Indeed, in Mani’s opinion, when the Stone Roses stumbled artistically it was because they were insufficiently groovy. Fools Gold’s underwhelming follow-up One Love was underwhelming, he suggested, because it “needed more groove, it’s a little bit rigid”. He was a staunch supporter of their frequently criticized second album, Second Coming but believed its weaknesses might have been fixed by removing some of the overdubs of hard rock-influenced guitar and “reverting to the rhythm”.

He may well have had a point. Second Coming’s scattering of highlights usually occur during the moments when Mounfield was truly given free rein – Daybreak, Love Spreads, the excellent Begging You – while on its increasingly sluggish songs, you can hear him figuratively willing the band to increase the tempo. His playing on Tightrope is totally contrary to the listlessness of all other elements that’s happening on the track, while on Straight to the Man he’s clearly trying to add a bit of pep into what’s otherwise some unremarkable folk-rock – not a genre anyone would guess anyone was in a hurry to hear the Stone Roses give a try.
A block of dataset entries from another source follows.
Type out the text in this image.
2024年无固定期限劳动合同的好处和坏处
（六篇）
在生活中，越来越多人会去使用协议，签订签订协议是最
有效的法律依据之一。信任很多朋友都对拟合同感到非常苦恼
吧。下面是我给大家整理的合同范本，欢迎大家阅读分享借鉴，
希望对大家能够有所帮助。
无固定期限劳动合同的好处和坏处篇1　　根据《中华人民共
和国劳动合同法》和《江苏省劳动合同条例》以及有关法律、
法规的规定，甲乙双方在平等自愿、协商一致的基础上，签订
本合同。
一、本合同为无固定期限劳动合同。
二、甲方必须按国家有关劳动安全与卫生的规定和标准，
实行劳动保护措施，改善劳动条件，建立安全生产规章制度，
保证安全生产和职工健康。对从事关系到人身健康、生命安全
His attempts were in vain: Wren and Squire departed the band following Second Coming’s release, and the Stone Roses imploded completely after a catastrophic headlining performance at the 1996 Reading festival. But Mani’s subsequent role with Primal Scream had an remarkably energising impact on a band in a slump after the cool reception to 1994’s rock-y Give Out But Don’t Give Up. His tone became more echo-laden, heavier and more distorted, but the swing that had given the Stone Roses a unique edge was still present – especially on the laid-back funk of the 1997 single Kowalski – as was his skill to bring his playing to the fore. His popping, mesmerising low-end pattern is certainly the star turn on the brilliant 1999 single Swastika Eyes; his playing on Kill All Hippies – similar to Swastika Eyes, a standout of Xtrmntr, undoubtedly the finest album Primal Scream had produced since Screamadelica – is superb.
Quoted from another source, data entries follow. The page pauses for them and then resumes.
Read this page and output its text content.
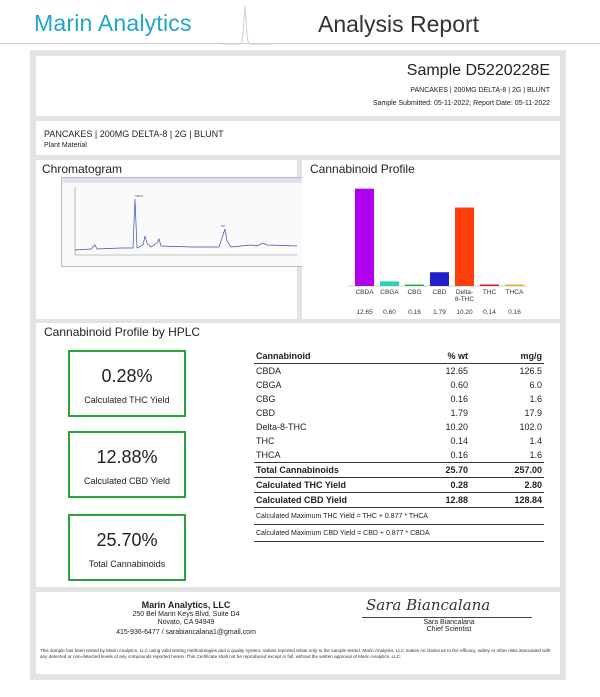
Marin Analytics	Analysis Report
Sample D5220228E
PANCAKES | 200MG DELTA-8 | 2G | BLUNT
Sample Submitted: 05-11-2022; Report Date: 05-11-2022
PANCAKES | 200MG DELTA-8 | 2G | BLUNT
Plant Material
Chromatogram
CBDa
D8
Cannabinoid Profile
CBDA
12.65
CBGA
0.60
CBG
0.16
CBD
1.79
Delta-
8-THC
10.20
THC
0.14
THCA
0.16
Cannabinoid Profile by HPLC
0.28%
Calculated THC Yield
12.88%
Calculated CBD Yield
25.70%
Total Cannabinoids
Cannabinoid	% wt	mg/g
CBDA	12.65	126.5
CBGA	0.60	6.0
CBG	0.16	1.6
CBD	1.79	17.9
Delta-8-THC	10.20	102.0
THC	0.14	1.4
THCA	0.16	1.6
Total Cannabinoids	25.70	257.00
Calculated THC Yield	0.28	2.80
Calculated CBD Yield	12.88	128.84
Calculated Maximum THC Yield = THC + 0.877 * THCA		
Calculated Maximum CBD Yield = CBD + 0.877 * CBDA		
Marin Analytics, LLC
250 Bel Marin Keys Blvd, Suite D4
Novato, CA 94949
415-936-6477 / sarabiancalana1@gmail.com
Sara Biancalana
Sara Biancalana
Chief Scientist
This sample has been tested by Marin Analytics, LLC using valid testing methodologies and a quality system. Values reported relate only to the sample tested. Marin Analytics, LLC makes no claims as to the efficacy, safety or other risks associated with any detected or non-detected levels of any compounds reported herein. This Certificate shall not be reproduced except in full, without the written approval of Marin Analytics, LLC.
Consistently an affable, sociable presence – the writer John Robb once observed that the Stone Roses’ aloofness towards the press was invariably broken if Mani “became more relaxed” – he took the stage at the Stone Roses’ 2012 comeback concert at Manchester’s Heaton Park playing a personalised bass that displayed the inscription “Super-Yob”, the nickname of Slade’s outrageously styled and constantly smiling axeman Dave Hill. Said reformation failed to translate into anything more than a lengthy succession of extremely lucrative concerts – a couple of new singles released by the reformed four-piece served only to prove that whatever magic had been present in 1989 had turned out unattainable to recapture 18 years on – and Mani discreetly announced his departure from music in 2021. He’d earned his fortune and was now more concerned with fly-fishing, which furthermore provided “a good excuse to go to the pub”.
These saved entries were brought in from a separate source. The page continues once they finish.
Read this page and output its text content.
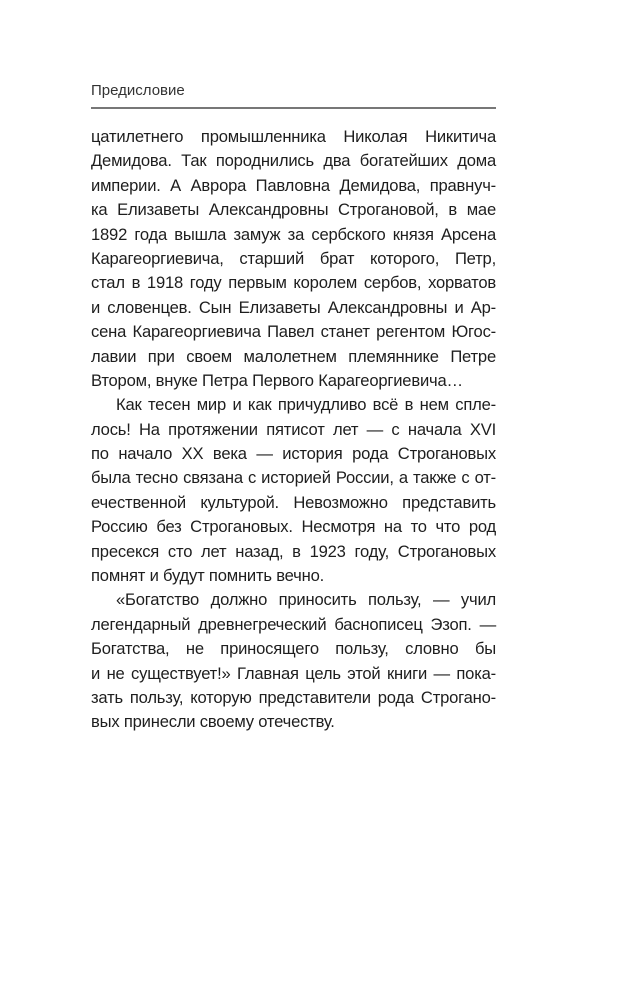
Предисловие
цатилетнего промышленника Николая Никитича
Демидова. Так породнились два богатейших дома
империи. А Аврора Павловна Демидова, правнуч-
ка Елизаветы Александровны Строгановой, в мае
1892 года вышла замуж за сербского князя Арсена
Карагеоргиевича, старший брат которого, Петр,
стал в 1918 году первым королем сербов, хорватов
и словенцев. Сын Елизаветы Александровны и Ар-
сена Карагеоргиевича Павел станет регентом Югос-
лавии при своем малолетнем племяннике Петре
Втором, внуке Петра Первого Карагеоргиевича…
Как тесен мир и как причудливо всё в нем спле-
лось! На протяжении пятисот лет — с начала XVI
по начало XX века — история рода Строгановых
была тесно связана с историей России, а также с от-
ечественной культурой. Невозможно представить
Россию без Строгановых. Несмотря на то что род
пресекся сто лет назад, в 1923 году, Строгановых
помнят и будут помнить вечно.
«Богатство должно приносить пользу, — учил
легендарный древнегреческий баснописец Эзоп. —
Богатства, не приносящего пользу, словно бы
и не существует!» Главная цель этой книги — пока-
зать пользу, которую представители рода Строгано-
вых принесли своему отечеству.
Perhaps he felt he’d done enough: he’d definitely left a mark. The Stone Roses were seminal in a variety of ways. Oasis certainly took note of their swaggering attitude, while Britpop as a movement was shaped by a aim to transcend the usual commercial constraints of indie rock and attract a more general public, as the Roses had done. But their most obvious direct influence was a kind of groove-based change: in the wake of their initial success, you abruptly couldn’t move for indie bands who wanted to make their fans move. That was Mani’s musical raison d’être. “It’s what the rhythm section are for, aren’t they?” he once averred. “That’s what they’re for.”

Teresa Schultz
Teresa Schultz

Seasoned gaming expert with a passion for reviewing online casinos and sharing winning strategies.